Care for people with severe and persistent mental illness

31 Dec, 2021

Robyn Fary, with input from Eleanor Andrews, elaborates on the mixed methods study exploring physiotherapists’ views about providing physiotherapy services to patients with severe and persistent mental illness.

Your research examined physiotherapy for people with ‘severe and persistent mental illness’. What conditions are generally included under that term?

Severe and persistent mental illnesses (SPMI) are conditions including schizophrenia, bipolar disorder and major depression that are recurrent and that severely affect a person’s lifestyle.

You recently published a related paper on this topic. Can you summarise that study?

To answer this question, it is ﬁrst very important to understand that people with SPMI are more likely to die from poor physical health than from their mental illness. Consequently, it is critical for us to understand physiotherapy involvement in managing the physical health of people with SPMI.

Our ﬁrst paper on this topic (Lee et al 2017) sought to determine how the role of physiotherapists in managing the physical health of people with SPMI was perceived by mental health professionals and people with SPMI. We found that these two groups of key stakeholders had a very limited understanding about how physiotherapists could contribute to managing the physical health of this population.

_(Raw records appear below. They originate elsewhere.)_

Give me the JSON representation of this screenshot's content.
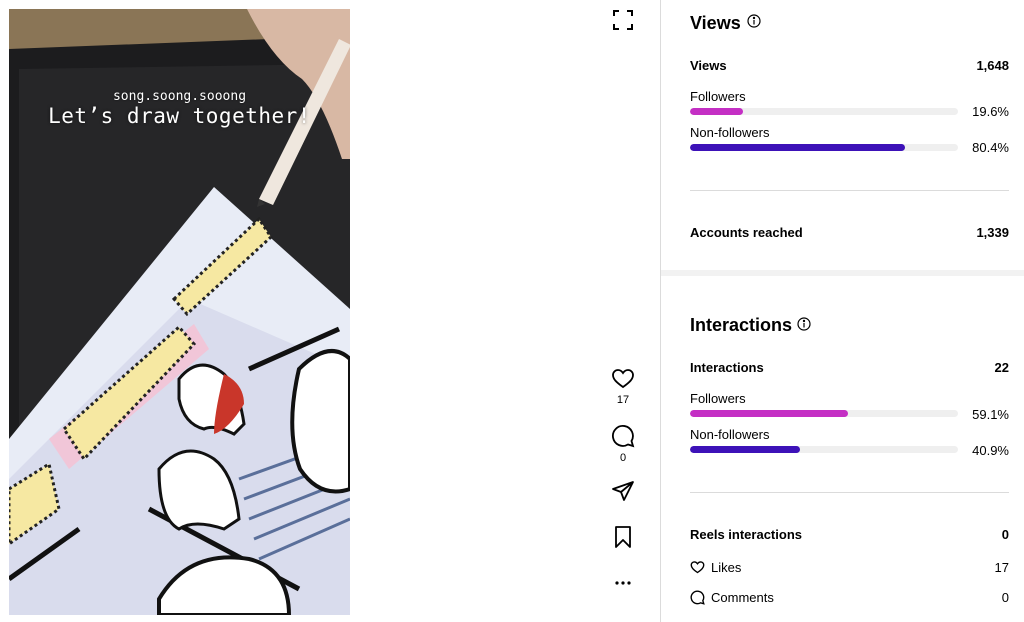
{
  "media": {
    "username_overlay": "song.soong.sooong",
    "caption_overlay": "Let’s draw together!"
  },
  "actions": {
    "likes_count": "17",
    "comments_count": "0"
  },
  "views": {
    "title": "Views",
    "label": "Views",
    "value": "1,648",
    "followers_label": "Followers",
    "followers_pct": "19.6%",
    "followers_fraction": 0.196,
    "nonfollowers_label": "Non-followers",
    "nonfollowers_pct": "80.4%",
    "nonfollowers_fraction": 0.804,
    "accounts_reached_label": "Accounts reached",
    "accounts_reached_value": "1,339"
  },
  "interactions": {
    "title": "Interactions",
    "label": "Interactions",
    "value": "22",
    "followers_label": "Followers",
    "followers_pct": "59.1%",
    "followers_fraction": 0.591,
    "nonfollowers_label": "Non-followers",
    "nonfollowers_pct": "40.9%",
    "nonfollowers_fraction": 0.409,
    "reels_label": "Reels interactions",
    "reels_value": "0",
    "likes_label": "Likes",
    "likes_value": "17",
    "comments_label": "Comments",
    "comments_value": "0"
  },
  "colors": {
    "followers_bar": "#c42fc4",
    "nonfollowers_bar": "#3d12b8",
    "bar_track": "#efefef",
    "divider": "#dbdbdb"
  },
  "icons": [
    "expand-icon",
    "heart-icon",
    "comment-icon",
    "share-icon",
    "bookmark-icon",
    "more-icon",
    "info-icon"
  ]
}
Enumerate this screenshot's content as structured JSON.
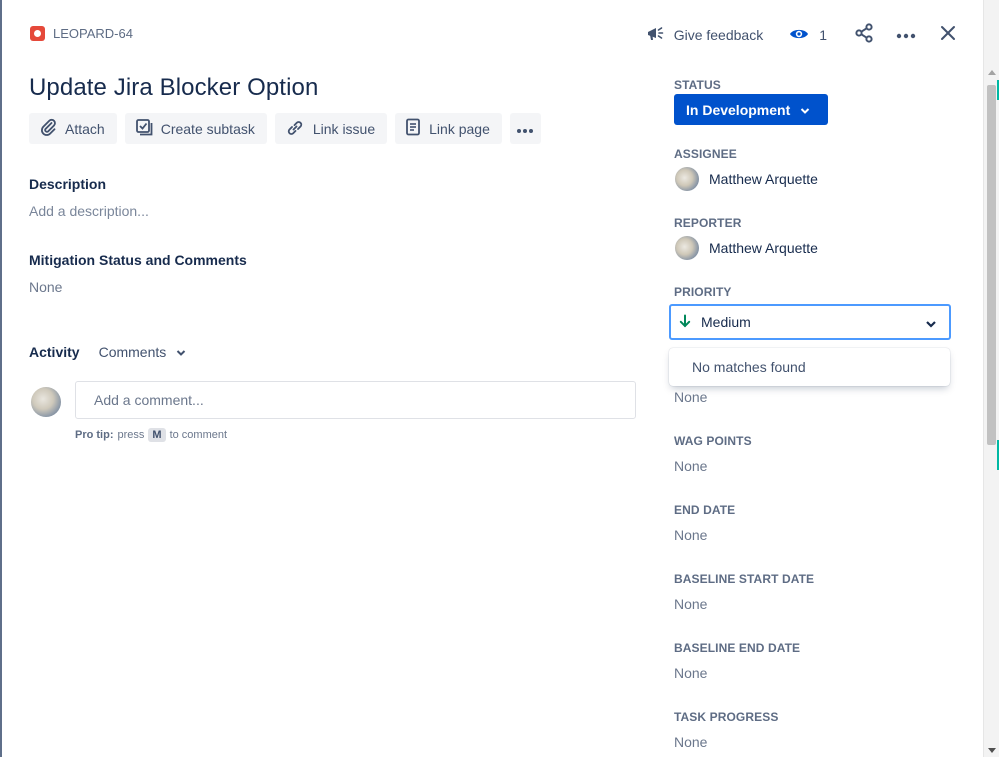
{
  "header": {
    "issue_key": "LEOPARD-64",
    "feedback_label": "Give feedback",
    "watch_count": "1"
  },
  "issue": {
    "title": "Update Jira Blocker Option"
  },
  "toolbar": {
    "attach": "Attach",
    "create_subtask": "Create subtask",
    "link_issue": "Link issue",
    "link_page": "Link page"
  },
  "description": {
    "label": "Description",
    "placeholder": "Add a description..."
  },
  "mitigation": {
    "label": "Mitigation Status and Comments",
    "value": "None"
  },
  "activity": {
    "label": "Activity",
    "filter": "Comments",
    "comment_placeholder": "Add a comment...",
    "protip_bold": "Pro tip:",
    "protip_press": "press",
    "protip_key": "M",
    "protip_rest": "to comment"
  },
  "sidebar": {
    "status_label": "STATUS",
    "status_value": "In Development",
    "assignee_label": "ASSIGNEE",
    "assignee_name": "Matthew Arquette",
    "reporter_label": "REPORTER",
    "reporter_name": "Matthew Arquette",
    "priority_label": "PRIORITY",
    "priority_value": "Medium",
    "priority_dropdown_message": "No matches found",
    "hidden_field_value": "None",
    "wag_points_label": "WAG POINTS",
    "wag_points_value": "None",
    "end_date_label": "END DATE",
    "end_date_value": "None",
    "baseline_start_label": "BASELINE START DATE",
    "baseline_start_value": "None",
    "baseline_end_label": "BASELINE END DATE",
    "baseline_end_value": "None",
    "task_progress_label": "TASK PROGRESS",
    "task_progress_value": "None"
  },
  "colors": {
    "primary": "#0052cc",
    "issue_type": "#e5493a",
    "priority_medium_arrow": "#00875a",
    "focus_ring": "#4c9aff"
  }
}
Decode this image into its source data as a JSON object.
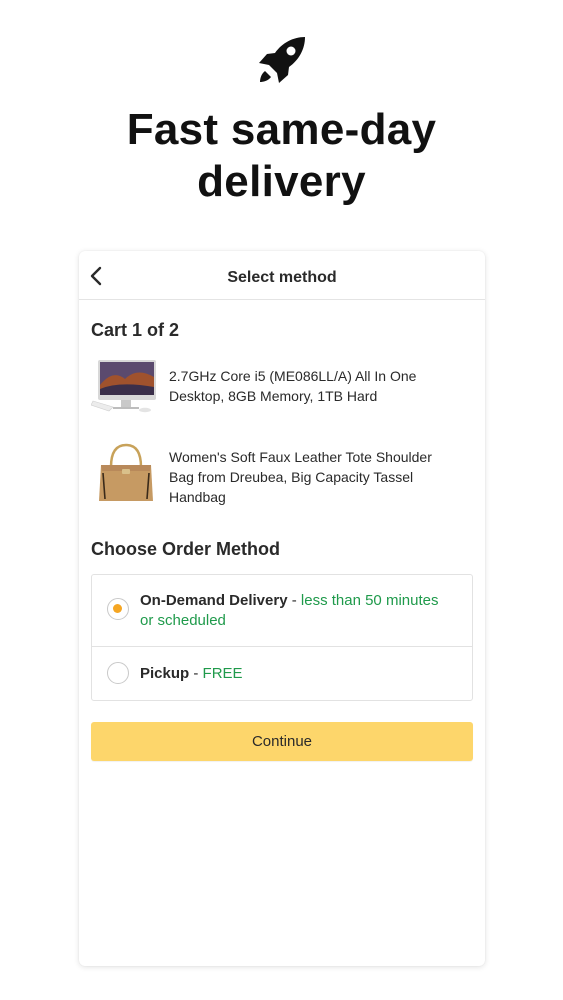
{
  "hero": {
    "icon": "rocket-icon",
    "title_line1": "Fast same-day",
    "title_line2": "delivery"
  },
  "screen": {
    "nav": {
      "back_icon": "chevron-left-icon",
      "title": "Select method"
    },
    "cart_heading": "Cart 1 of 2",
    "products": [
      {
        "image": "desktop-computer-image",
        "name": "2.7GHz Core i5 (ME086LL/A) All In One Desktop, 8GB Memory, 1TB Hard"
      },
      {
        "image": "tote-bag-image",
        "name": "Women's Soft Faux Leather Tote Shoulder Bag from Dreubea, Big Capacity Tassel Handbag"
      }
    ],
    "order_method_heading": "Choose Order Method",
    "methods": [
      {
        "label": "On-Demand Delivery",
        "separator": " - ",
        "detail": "less than 50 minutes or scheduled",
        "selected": true
      },
      {
        "label": "Pickup",
        "separator": " - ",
        "detail": "FREE",
        "selected": false
      }
    ],
    "continue_label": "Continue"
  },
  "colors": {
    "accent_green": "#1f9a4b",
    "radio_selected": "#f5a623",
    "button_yellow": "#fdd66b"
  }
}
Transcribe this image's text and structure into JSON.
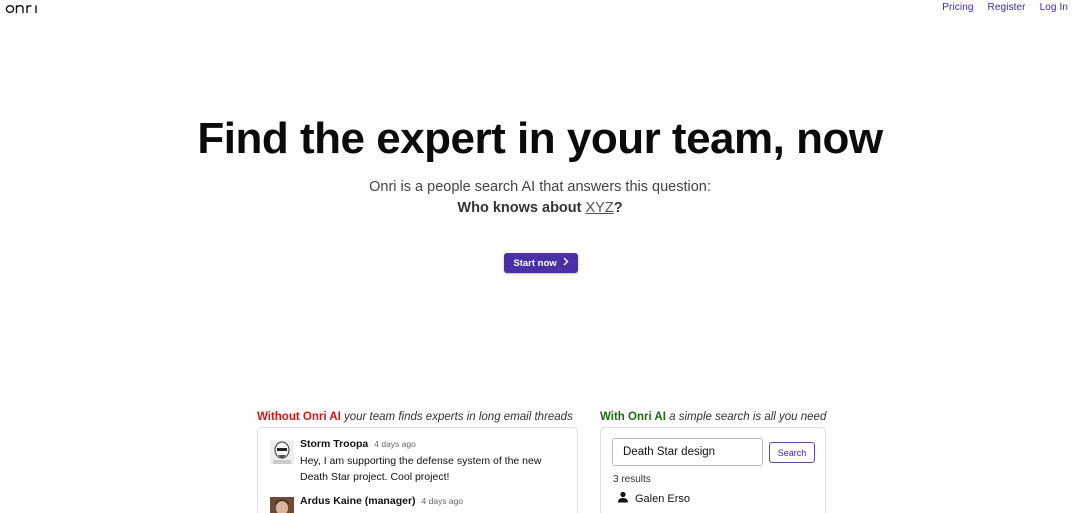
{
  "brand": {
    "logo_text": "onri"
  },
  "nav": {
    "pricing": "Pricing",
    "register": "Register",
    "login": "Log In"
  },
  "hero": {
    "title": "Find the expert in your team, now",
    "subtitle": "Onri is a people search AI that answers this question:",
    "question_prefix": "Who knows about ",
    "question_topic": "XYZ",
    "question_suffix": "?",
    "cta_label": "Start now"
  },
  "without": {
    "caption_strong": "Without Onri AI",
    "caption_rest": " your team finds experts in long email threads",
    "messages": [
      {
        "name": "Storm Troopa",
        "time": "4 days ago",
        "text": "Hey, I am supporting the defense system of the new Death Star project. Cool project!"
      },
      {
        "name": "Ardus Kaine (manager)",
        "time": "4 days ago",
        "text": ""
      }
    ]
  },
  "with": {
    "caption_strong": "With Onri AI",
    "caption_rest": " a simple search is all you need",
    "search_value": "Death Star design",
    "search_button": "Search",
    "results_count": "3 results",
    "results": [
      {
        "name": "Galen Erso",
        "icon": "person-icon"
      }
    ]
  },
  "colors": {
    "accent": "#4a2fa6",
    "nav_link": "#3b2a9e",
    "without": "#d01818",
    "with": "#1d6a14"
  }
}
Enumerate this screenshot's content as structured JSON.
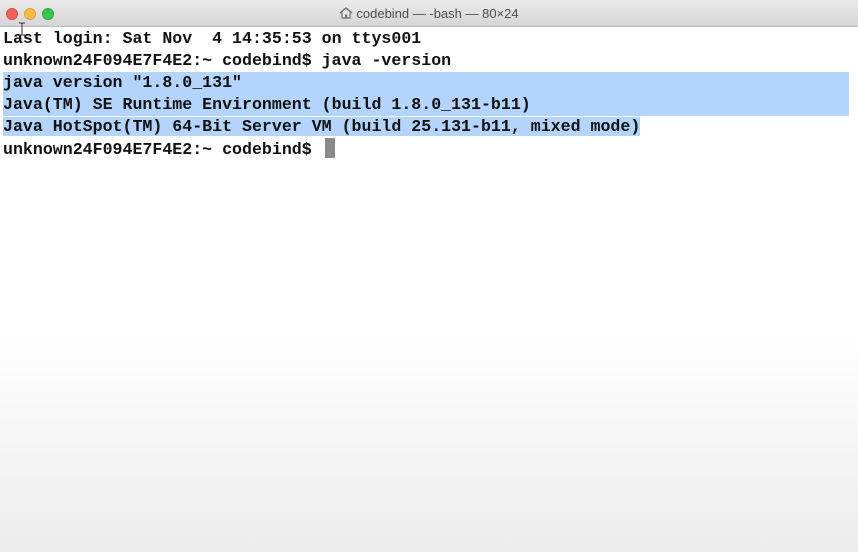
{
  "window": {
    "title": "codebind — -bash — 80×24",
    "colors": {
      "close": "#fc605c",
      "minimize": "#fdbc40",
      "zoom": "#34c84a",
      "selection": "#b3d4fc",
      "cursor": "#8a8a8a",
      "text": "#111111"
    },
    "icons": {
      "title_icon": "home-icon",
      "pointer": "ibeam-cursor-icon"
    }
  },
  "terminal": {
    "lines": [
      "Last login: Sat Nov  4 14:35:53 on ttys001",
      "unknown24F094E7F4E2:~ codebind$ java -version",
      "java version \"1.8.0_131\"",
      "Java(TM) SE Runtime Environment (build 1.8.0_131-b11)",
      "Java HotSpot(TM) 64-Bit Server VM (build 25.131-b11, mixed mode)",
      "unknown24F094E7F4E2:~ codebind$ "
    ]
  }
}
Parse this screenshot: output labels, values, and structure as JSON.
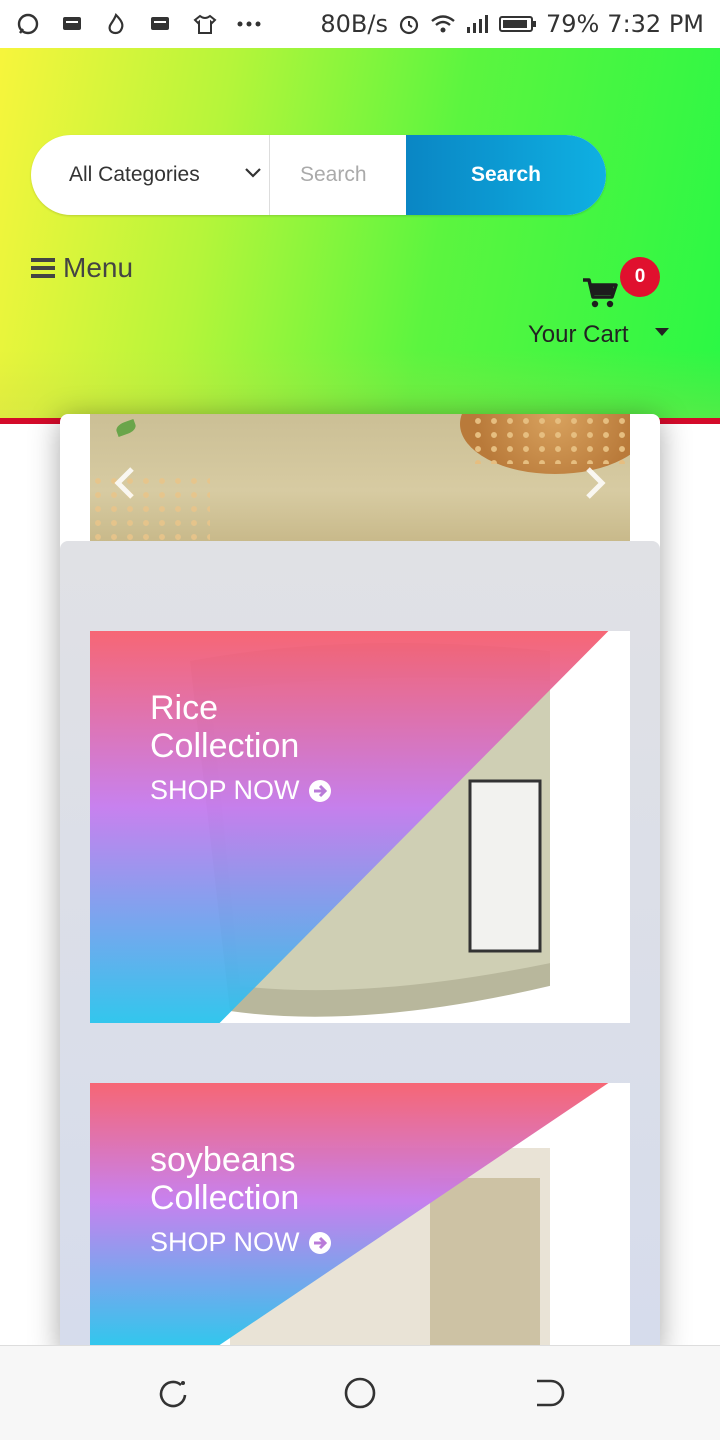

Additionally, mental health professionals questioned physiotherapists’ knowledge and skill in the mental health arena, while at the same time recognising limitations in the structure of the current health system that would facilitate physiotherapist involvement. People with SPMI also reported factors such as cost, appointment times and the ability to get to appointments as barriers to physiotherapy treatment.

How does the new study differ from the previous one?

This study adds to the previous one by surveying and interviewing physiotherapists to understand their perspective of managing the physical health of people with SPMI.

Does the new study progress our understanding of this topic?

Physiotherapists clearly recognised that managing the physical health of those with SPMI was an important part of their role. However, physiotherapists, while reporting being conﬁdent managing the physical health of those without SPMI, reported limited conﬁdence in managing the physical health of those with SPMI. In particular, there was limited understanding of speciﬁc SPMI conditions and of how to communicate with and manage those with SPMI. Further, concerns about safety, funding, and inadequate models of service delivery were highlighted.

What about barriers and enablers? What needs to change to get physiotherapy services delivered to people with SPMI?

Fundamentally, limited education in how to deal with people with SPMI is a big barrier for physiotherapists to feel conﬁdent and competent working with this clinical group. A better understanding of the characteristics and behaviours of people with SPMI would go a long way to improving services. In addition though, the current health system does not seem to accommodate the special needs of this group, with strict appointment times and short duration of appointments limiting meaningful interaction. Clearly, inadequate funding of services plays a role here. Improved funding and subsequent improvement in how physiotherapy services are delivered would enable access to physical healthcare for this group of patients.

Where can training opportunities for physiotherapists who want to work in this area be found?

Currently, there are a number of generic training opportunities and resources available to physiotherapists through organisations such as Black Dog, Beyond Blue, Australian Red Cross and the APA Mental Health group. Development of training for physiotherapist- speciﬁc contexts would be invaluable for physiotherapists to work conﬁdently and effectively to improve the physical health of people with SPMI.